12. The Chicken Tragedy
In 1943 Daddy answered an ad to make money raising chickens for food for the army. The company supplied baby chicks and brooder huts. We were to feed and raise the chickens three months to edible size, and then the company would buy them back. It was win-win, help the war effort, and make some money.
The truck arrived with three men to build the huts. One of the men had one arm, and I was fascinated to watch him stick a nail in the Celotex, a fiber board, then whip up his hammer to drive it through with one blow. The huts were small, and seemed to be placed haphazardly wherever the material came off the truck. There were half a dozen huts back of the chicken coop and shop, and several randomly placed south of the driveway by the maple tree.
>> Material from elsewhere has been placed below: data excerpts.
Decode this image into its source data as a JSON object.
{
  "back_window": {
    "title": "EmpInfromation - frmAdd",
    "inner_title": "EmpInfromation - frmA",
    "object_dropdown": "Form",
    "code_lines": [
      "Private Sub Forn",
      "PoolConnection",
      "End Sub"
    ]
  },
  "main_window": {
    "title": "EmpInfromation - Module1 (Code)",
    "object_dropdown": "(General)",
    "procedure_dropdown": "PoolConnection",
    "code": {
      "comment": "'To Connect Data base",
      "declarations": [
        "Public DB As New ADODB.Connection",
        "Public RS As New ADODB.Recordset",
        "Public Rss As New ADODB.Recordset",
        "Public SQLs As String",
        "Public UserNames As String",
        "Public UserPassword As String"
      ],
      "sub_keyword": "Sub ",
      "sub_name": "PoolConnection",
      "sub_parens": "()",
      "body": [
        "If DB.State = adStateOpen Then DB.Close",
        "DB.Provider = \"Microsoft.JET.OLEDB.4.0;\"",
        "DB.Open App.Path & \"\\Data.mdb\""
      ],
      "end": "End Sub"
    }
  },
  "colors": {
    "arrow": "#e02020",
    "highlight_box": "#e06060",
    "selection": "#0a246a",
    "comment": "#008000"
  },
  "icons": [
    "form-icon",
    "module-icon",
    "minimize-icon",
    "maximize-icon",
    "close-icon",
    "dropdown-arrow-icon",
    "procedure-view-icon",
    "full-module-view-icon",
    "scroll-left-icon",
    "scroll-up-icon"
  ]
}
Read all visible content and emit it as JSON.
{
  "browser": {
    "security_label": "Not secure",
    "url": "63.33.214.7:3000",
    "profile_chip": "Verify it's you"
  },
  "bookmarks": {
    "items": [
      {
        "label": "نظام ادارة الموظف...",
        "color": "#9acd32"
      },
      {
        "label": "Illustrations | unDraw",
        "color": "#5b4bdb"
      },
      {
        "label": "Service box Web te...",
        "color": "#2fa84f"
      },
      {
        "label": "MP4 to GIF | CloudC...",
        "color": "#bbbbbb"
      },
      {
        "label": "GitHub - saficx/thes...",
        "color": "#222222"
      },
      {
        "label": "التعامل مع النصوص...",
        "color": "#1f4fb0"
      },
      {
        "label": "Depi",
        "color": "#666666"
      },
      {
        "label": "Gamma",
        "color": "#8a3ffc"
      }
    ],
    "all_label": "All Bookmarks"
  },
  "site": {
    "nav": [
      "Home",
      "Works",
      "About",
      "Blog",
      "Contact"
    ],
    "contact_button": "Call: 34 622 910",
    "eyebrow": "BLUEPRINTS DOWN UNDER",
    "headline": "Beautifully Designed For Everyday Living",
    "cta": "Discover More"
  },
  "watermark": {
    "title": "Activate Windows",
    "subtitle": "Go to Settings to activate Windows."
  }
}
A small kerosene stove provided heat in each hut.
The chicks arrived, and we were in business. I think there were 1000 chicks, 100 in each hut. Daddy carried chick feed around, and my job was to keep water in the tray in each hut.
March, 1943, a late winter storm swept across Lake Michigan with strong winds blowing snow, and freezing temperatures. A freak 100 year storm they said. Daddy braved the blizzard several times during the night to check, but the wind blew the heaters out, and the cheap fiber board was not meant to keep out freezing temperatures.
Next morning, I will never forget the drained and forlorn look on Daddy’s face as he carried bushel baskets of dead chicks to dispose of them. It was a total loss. The huts set empty for several years until Daddy dismantled them.
Daddy grew up on a farm, and understood the vicious nature of the weather. But like the strong man written about in the Bible, 2 Corinthians, 4:9, “…cast down, but not destroyed,” he grieved in silence awhile, then moved on with his life.